KPK Tetapkan Kepala Dinas PUPR dan 3 Anggota DPRD OKU Sumsel Tersangka Suap Proyek Enam tersangka kasus korupsi suap proyek Kabupaten Ogan Komering Ulu dihadirkan saat konferensi pers di Gedung Merah Putih KPK, Jakarta, Minggu (16/3/2025). (ANTARA - Bagus Ahmad Rizaldi)

Harianjogja.com, JAKARTA—Komisi Pemberantasan Korupsi (KPK) menetapkan Kepala Dinas PUPR dan tiga Anggota DPRD Kabupaten Ogan Komering Ulu (OKU), Sumatera Selatan sebagai tersangka kasus dugaan suap proyek, setelah melakukan operasi tangkap tangan (OTT).

Ketua KPK Setyo Budiyanto menjelaskan dari OTT yang dilakukan KPK pada Sabtu (15/3) itu, ada sebanyak enam orang yang ditetapkan sebagai tersangka. Adapun Kadis PUPR dan tiga Anggota DPRD berperan sebagai penerima suap sedangkan ada dua orang lainnya dari pihak swasta sebagai pemberi suap.

"Telah ditemukan bukti permulaan yang cukup terkait dugaan tindak pidana korupsi berupa penerimaan hadiah atau janji dengan pengadaan barang dan jasa di lingkungan Dinas PUPR Kabupaten OKU, dari 2024 sampai 2025," kata Setyo di Gedung Merah Putih KPK, Jakarta, Minggu.

Adapun enam orang yang ditetapkan sebagai tersangka yaitu Nopriansyah (NOP) selaku Kepala Dinas PUPR OKU, Anggota DPRD OKU Ferlan Juliansyah (FJ), Ketua Komisi III DPRD OKU M Fahrudin (MFR), Ketua Komisi II DPRD OKU Umi Hartati (UH), M Fauzi alias Pablo dari pihak swasta, dan Ahmad Sugeng Santoso (ASS) dari pihak swasta.

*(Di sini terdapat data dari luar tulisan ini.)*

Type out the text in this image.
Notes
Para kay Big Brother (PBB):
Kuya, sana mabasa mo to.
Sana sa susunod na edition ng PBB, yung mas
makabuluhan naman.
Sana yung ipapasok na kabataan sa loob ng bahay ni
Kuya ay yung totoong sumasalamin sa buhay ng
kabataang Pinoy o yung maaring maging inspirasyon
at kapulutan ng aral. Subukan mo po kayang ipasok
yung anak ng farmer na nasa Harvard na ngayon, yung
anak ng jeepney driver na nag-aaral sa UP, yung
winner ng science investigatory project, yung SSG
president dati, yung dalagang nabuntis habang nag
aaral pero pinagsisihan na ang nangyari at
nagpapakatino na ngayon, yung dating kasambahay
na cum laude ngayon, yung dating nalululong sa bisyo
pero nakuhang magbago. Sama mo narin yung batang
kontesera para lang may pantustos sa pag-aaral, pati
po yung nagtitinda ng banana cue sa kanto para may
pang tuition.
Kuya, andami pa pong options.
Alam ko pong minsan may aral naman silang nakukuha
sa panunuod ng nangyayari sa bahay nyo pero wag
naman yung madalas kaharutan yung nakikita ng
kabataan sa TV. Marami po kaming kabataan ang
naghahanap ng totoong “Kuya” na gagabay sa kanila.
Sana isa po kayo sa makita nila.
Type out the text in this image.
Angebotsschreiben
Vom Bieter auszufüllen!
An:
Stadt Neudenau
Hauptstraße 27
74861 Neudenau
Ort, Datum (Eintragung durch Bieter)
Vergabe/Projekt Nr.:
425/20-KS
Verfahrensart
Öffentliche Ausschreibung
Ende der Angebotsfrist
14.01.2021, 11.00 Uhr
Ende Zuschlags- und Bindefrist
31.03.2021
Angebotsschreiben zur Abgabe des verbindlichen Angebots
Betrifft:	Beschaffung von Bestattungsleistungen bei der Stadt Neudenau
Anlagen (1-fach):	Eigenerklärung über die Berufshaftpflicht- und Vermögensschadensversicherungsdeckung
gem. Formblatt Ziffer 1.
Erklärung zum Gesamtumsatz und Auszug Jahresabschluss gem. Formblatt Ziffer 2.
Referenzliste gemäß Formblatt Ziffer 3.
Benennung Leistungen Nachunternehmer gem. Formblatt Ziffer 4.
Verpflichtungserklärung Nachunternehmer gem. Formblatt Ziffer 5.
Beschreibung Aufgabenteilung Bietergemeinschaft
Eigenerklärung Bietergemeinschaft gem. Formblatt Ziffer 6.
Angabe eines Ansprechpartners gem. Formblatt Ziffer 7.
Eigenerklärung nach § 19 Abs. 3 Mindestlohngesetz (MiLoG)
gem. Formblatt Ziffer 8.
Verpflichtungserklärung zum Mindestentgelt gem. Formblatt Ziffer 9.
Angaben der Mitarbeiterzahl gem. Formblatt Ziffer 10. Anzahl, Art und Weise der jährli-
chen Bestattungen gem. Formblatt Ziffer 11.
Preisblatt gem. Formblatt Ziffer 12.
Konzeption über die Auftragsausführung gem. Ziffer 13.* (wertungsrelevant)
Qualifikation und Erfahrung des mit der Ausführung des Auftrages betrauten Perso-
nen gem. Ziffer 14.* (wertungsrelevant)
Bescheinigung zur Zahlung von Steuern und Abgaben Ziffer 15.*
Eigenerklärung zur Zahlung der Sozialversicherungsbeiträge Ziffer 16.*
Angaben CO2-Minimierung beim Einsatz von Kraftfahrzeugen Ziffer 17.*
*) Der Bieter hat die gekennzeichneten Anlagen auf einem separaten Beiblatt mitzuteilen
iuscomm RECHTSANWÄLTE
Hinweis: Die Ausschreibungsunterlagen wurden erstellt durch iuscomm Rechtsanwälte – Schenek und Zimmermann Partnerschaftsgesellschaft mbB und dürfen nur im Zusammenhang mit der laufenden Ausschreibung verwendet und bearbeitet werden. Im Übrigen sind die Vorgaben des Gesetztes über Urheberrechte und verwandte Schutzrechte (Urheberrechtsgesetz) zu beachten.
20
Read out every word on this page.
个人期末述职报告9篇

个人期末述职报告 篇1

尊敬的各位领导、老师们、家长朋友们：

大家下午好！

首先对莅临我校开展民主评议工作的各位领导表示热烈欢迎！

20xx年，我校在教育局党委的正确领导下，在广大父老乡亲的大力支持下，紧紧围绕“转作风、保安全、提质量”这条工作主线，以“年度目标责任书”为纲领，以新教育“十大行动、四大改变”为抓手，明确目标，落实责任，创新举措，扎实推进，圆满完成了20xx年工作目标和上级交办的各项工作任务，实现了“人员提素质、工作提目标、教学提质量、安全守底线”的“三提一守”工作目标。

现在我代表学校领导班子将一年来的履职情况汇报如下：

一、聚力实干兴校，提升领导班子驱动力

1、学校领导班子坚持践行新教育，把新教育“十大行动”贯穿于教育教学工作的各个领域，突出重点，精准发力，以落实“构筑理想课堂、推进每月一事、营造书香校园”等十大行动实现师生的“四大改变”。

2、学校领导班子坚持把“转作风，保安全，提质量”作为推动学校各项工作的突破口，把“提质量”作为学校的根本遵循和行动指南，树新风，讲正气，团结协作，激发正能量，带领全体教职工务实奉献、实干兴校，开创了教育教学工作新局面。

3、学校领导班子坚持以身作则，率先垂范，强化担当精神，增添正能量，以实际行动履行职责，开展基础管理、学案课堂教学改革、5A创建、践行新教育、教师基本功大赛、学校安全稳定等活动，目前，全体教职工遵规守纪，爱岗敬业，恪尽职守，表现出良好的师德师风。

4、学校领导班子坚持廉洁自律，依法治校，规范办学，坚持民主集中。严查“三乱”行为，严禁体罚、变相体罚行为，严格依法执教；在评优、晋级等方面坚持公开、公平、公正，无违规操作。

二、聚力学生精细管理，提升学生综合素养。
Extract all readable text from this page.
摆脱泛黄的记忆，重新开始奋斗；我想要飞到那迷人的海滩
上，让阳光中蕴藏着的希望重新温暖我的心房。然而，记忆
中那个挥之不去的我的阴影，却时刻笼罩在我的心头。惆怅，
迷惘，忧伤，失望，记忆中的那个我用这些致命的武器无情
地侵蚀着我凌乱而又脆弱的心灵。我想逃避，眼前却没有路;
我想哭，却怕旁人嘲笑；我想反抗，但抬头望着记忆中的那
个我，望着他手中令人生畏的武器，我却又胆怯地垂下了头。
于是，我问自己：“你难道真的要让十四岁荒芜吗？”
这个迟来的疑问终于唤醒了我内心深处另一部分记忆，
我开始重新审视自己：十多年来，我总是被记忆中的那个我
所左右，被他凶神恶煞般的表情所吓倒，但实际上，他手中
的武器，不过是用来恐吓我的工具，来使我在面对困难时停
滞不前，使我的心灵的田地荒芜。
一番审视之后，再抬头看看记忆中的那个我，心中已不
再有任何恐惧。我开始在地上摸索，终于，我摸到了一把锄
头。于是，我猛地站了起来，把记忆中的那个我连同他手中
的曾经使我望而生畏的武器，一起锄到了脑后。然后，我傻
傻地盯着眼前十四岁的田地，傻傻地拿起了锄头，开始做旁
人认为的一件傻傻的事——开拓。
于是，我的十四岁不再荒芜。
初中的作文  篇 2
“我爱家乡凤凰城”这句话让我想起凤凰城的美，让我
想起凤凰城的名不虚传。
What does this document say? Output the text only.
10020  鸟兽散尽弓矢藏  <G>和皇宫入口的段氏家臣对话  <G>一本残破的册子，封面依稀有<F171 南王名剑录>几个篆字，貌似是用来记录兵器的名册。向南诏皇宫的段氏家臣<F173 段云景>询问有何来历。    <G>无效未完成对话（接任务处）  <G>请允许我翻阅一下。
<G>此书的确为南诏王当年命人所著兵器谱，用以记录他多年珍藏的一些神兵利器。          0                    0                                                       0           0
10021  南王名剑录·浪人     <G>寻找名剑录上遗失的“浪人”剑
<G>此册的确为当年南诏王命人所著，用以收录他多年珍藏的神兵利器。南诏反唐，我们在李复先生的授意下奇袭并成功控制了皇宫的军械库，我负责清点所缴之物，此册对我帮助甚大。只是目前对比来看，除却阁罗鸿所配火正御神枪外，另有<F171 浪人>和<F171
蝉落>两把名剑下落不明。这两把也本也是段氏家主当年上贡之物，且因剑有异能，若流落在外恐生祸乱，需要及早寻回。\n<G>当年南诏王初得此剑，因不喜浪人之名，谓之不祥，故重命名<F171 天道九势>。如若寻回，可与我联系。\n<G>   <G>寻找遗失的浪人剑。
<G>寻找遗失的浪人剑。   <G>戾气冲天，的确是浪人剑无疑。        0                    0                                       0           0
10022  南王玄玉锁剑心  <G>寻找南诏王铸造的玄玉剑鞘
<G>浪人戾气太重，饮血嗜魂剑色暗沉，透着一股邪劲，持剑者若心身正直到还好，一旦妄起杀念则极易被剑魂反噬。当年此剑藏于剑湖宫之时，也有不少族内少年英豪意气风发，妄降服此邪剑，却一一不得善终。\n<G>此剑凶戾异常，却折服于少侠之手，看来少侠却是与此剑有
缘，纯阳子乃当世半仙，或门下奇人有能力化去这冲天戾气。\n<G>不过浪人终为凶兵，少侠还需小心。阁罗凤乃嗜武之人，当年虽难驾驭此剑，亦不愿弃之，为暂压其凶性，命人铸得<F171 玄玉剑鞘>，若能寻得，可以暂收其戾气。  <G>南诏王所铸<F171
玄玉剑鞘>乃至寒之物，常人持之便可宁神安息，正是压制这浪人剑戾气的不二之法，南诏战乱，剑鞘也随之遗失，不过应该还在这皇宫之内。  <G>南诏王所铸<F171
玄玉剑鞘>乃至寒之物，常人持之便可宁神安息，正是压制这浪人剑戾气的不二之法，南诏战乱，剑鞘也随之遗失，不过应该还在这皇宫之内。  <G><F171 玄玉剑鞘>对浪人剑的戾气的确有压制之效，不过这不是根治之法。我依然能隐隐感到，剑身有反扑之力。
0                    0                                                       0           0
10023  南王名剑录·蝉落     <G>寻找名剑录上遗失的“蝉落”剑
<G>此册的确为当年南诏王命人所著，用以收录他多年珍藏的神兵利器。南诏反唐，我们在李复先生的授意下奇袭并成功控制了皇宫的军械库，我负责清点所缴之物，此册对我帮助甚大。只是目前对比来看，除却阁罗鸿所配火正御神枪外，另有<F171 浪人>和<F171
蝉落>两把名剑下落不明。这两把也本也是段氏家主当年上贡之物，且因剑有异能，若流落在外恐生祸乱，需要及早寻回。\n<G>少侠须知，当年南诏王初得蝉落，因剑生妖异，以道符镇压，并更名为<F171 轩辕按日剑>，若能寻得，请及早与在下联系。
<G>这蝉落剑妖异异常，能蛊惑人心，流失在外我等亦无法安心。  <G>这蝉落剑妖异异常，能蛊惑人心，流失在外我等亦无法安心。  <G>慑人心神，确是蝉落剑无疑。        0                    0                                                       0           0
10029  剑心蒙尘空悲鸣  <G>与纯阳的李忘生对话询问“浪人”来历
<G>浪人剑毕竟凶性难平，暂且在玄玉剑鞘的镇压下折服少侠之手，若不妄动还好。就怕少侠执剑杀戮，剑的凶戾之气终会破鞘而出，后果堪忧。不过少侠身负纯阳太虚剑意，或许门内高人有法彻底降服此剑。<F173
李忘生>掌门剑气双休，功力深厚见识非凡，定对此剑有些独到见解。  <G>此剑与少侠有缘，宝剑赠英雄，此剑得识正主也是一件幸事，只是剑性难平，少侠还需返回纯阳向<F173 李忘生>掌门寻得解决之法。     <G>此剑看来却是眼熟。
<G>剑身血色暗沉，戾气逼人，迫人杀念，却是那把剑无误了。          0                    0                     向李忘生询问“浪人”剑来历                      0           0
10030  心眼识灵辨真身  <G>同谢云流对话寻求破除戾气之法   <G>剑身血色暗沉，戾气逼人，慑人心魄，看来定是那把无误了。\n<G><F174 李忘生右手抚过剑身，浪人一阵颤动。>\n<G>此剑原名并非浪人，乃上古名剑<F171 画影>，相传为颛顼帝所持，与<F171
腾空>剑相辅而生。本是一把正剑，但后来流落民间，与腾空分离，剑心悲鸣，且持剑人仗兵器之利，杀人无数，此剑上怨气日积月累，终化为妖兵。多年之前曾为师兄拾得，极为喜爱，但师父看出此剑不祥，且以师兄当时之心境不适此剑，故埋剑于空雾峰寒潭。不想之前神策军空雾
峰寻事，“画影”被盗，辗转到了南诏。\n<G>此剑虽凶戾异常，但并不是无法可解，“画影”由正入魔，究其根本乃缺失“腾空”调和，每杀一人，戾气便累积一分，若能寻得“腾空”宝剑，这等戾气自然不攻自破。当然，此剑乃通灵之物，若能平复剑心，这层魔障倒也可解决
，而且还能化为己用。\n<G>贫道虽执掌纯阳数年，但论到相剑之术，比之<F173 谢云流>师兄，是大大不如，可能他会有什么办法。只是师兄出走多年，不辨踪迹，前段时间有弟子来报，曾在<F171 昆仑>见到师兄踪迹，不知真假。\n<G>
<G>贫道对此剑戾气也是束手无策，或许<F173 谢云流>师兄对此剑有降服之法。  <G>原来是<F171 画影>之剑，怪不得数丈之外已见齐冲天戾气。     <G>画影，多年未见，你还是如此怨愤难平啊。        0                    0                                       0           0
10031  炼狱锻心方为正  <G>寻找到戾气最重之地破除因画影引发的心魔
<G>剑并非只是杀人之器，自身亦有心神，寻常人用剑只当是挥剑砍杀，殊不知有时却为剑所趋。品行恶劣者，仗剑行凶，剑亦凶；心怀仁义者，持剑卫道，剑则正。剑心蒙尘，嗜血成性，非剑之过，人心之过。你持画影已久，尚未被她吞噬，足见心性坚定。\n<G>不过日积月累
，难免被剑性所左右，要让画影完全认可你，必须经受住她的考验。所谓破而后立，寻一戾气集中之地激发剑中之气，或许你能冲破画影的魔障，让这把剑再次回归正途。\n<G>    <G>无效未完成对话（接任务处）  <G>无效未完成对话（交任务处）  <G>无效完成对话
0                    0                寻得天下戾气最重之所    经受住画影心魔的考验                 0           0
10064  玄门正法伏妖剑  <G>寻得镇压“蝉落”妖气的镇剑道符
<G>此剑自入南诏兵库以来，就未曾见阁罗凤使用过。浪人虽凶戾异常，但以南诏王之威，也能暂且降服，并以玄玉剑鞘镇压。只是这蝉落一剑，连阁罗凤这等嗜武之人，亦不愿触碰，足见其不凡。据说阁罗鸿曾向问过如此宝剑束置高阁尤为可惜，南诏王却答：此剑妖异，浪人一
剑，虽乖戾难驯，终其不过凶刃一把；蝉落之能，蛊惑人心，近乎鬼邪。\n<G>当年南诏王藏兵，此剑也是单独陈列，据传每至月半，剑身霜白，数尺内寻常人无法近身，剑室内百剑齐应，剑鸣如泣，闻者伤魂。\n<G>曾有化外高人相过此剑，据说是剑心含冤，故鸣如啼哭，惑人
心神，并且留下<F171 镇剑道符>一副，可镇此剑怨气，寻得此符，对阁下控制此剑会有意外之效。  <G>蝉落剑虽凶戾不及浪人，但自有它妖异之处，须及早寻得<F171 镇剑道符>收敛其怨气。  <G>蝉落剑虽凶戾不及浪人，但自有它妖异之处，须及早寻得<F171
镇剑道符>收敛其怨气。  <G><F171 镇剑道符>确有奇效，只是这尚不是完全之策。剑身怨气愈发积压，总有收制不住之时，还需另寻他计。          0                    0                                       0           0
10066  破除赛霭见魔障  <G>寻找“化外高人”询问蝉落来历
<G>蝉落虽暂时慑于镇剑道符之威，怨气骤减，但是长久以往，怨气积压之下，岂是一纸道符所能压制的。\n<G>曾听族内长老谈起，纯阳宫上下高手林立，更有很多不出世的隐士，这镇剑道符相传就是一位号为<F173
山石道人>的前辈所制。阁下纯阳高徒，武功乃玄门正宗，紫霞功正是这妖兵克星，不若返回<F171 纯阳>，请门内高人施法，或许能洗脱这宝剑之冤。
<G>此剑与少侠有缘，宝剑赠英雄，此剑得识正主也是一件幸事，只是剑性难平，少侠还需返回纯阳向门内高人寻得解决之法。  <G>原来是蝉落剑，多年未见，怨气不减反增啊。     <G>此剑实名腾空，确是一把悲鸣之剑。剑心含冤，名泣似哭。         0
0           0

Setyo menjelaskan, kasus itu bermula dari adanya pembahasan Rancangan APBD Kabupaten OKU pada Januari 2025. Kemudian beberapa perwakilan DPRD menemui pemerintah daerah dan meminta jatah Pokir (pokok-pokok pikiran DPRD untuk pengadaan barang dan jasa).

"Kemudian disepakati jatah Pokir itu berubah menjadi proyek fisik di Dinas PUPR," kata dia.

Selanjutnya, dia mengatakan bahwa pemerintah dan sejumlah Anggota DPRD itu pun menyepakati terkait nilai proyek bagi ketua, wakil ketua, maupun anggota. Walaupun ada perubahan nilai, tetapi fee proyek itu disepakati sebesar 20 persen sehingga totalnya sekitar Rp7 miliar.

"Saat APBD 2025 disetujui, anggaran Dinas PUPR naik dari awal Rp48 miliar menjadi Rp96 miliar, jadi signifikan," katanya.

BACA JUGA: KPK Sita Uang Rp2,6 Miliar Saat OTT Pejabat OKU Terkait Suap Proyek

Kemudian ada sebanyak sembilan proyek dari PUPR terkait dengan kasus suap itu, di antaranya proyek rehabilitasi rumah dinas bupati dan wakil bupati, sejumlah proyek perbaikan jalan, proyek perbaikan jembatan, hingga pembangunan Kantor Dinas PUPR.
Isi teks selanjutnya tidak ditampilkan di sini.